Posted on March 13, 2013

I was hoping for an American Pope.  I got a South American Pope.

I guess I should have been more specific.

But the South American Pope is a Jesuit, which is not only a historical novelty, it is a huge plus for a Jesuit-trained guy like me.

As has often been noted, a good chunk of the world's Catholics live in South America, although not as many of them are Jesuit.  The Catholic Church helped to discover, and then conquer and then rule the varied countries of South America.  First, it was the Portuguese and then the Spanish (or was it the other way around) but either way, it was Catholics from the Iberian Peninsula who first brought Europe to the Americas.

Christopher Columbus was an Italian who travelled under the dime of the Spanish Monarchs.  The first South American Pope's parents were from Italy.

The New Pope is not from North America, but he could learn a lot from the North American Church.

Many in the media talk about a Church in crisis, but in one particularly important way, the Catholic Church is more powerful than ever.   In political terms, Catholics are running this country.

(If you want to talk about a Church in real crisis, you should focus on the Episcopalians.  Nobody is Episcopalian any more).

The Vice President is Catholic.  This is the same Catholic who concludes pretty much every deal on behalf of this White House.  He ran against a Catholic, who is now the House Budget Chairman.  The Secretary of State is Catholic.  The White House Chief of Staff is Catholic.  The Speaker of the House is Catholic.  The House MInority Leader is Catholic. The Senate Majority Whip is Catholic.  The Chief Justice of the Supreme Court is Catholic.  In fact, the Supreme Court has a majority of Catholics.

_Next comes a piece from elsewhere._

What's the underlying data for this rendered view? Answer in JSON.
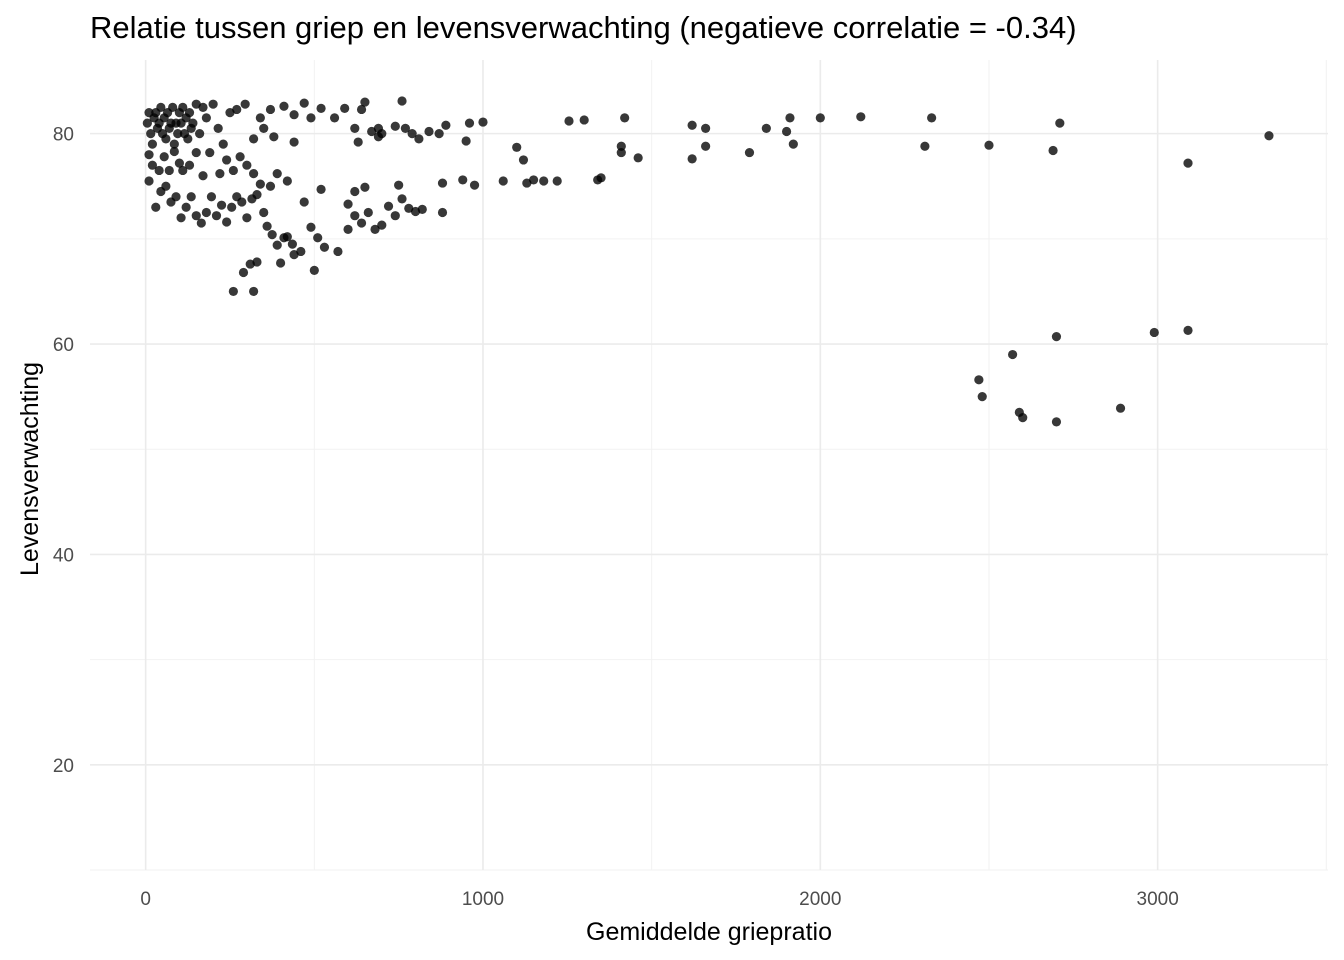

All of these Catholics running the government would have been unthinkable 50 years ago.  Now, it is no big deal.

But it is a big deal.  For a Church in Crisis, it has a lot of friends in very high places.

The rise of this powerful laity has coincided with a decline in the power of the clergy.  The Catholic Church hierarchy is a mess.  The Church spends millions in lawsuits having to do with the sexual abuse scandal.  Nobody listens to the Bishops anymore, much as I really like many of them.

There are several very talented Church leaders out there.  Cardinal Dolan is a God-send.  He would have made a wonderful Pope.  Cardinal Wuerl is very capable.  Cardinal George is seen as a real leader in Chicago.

In my humble opinion, despite all of these powerful political leaders, the Church would be better off staying out of politics and focusing on things that will revive the Church's fortunes over the long haul.

The Church has to recommit to its elementary and secondary education systems.   I believe firmly that Catholic education is not only important for the Church, it is important for America.   Public education works for some but it is a disaster for many others.  Kids who get a Catholic education are far more likely to graduate from high school, go to college, and get a job.  It is perhaps the best way to avoid poverty, unless of course, you take a vow of poverty.

The new Pope is not looking at me for my advice on how to run the Church, but I am going to give him a suggestion nonetheless.  The Catholic Church works best when it applies the spiritual to the practical.  I am not talking liberation theology here.  I am talking about the building blocs of society, education, taking care of our neighbors, teaching basic ethics to a country that desperately needs a better understanding of what makes an ethical society, and in many other ways, teaching Catholics how to be good citizens.

I know a lot of my more conservative Catholic friends don't care much for the Jesuits.  I love the Jesuits because they translate the spiritual into the practical.  And plus, I am Jesuit-trained, so I got that going for me.  Which is nice.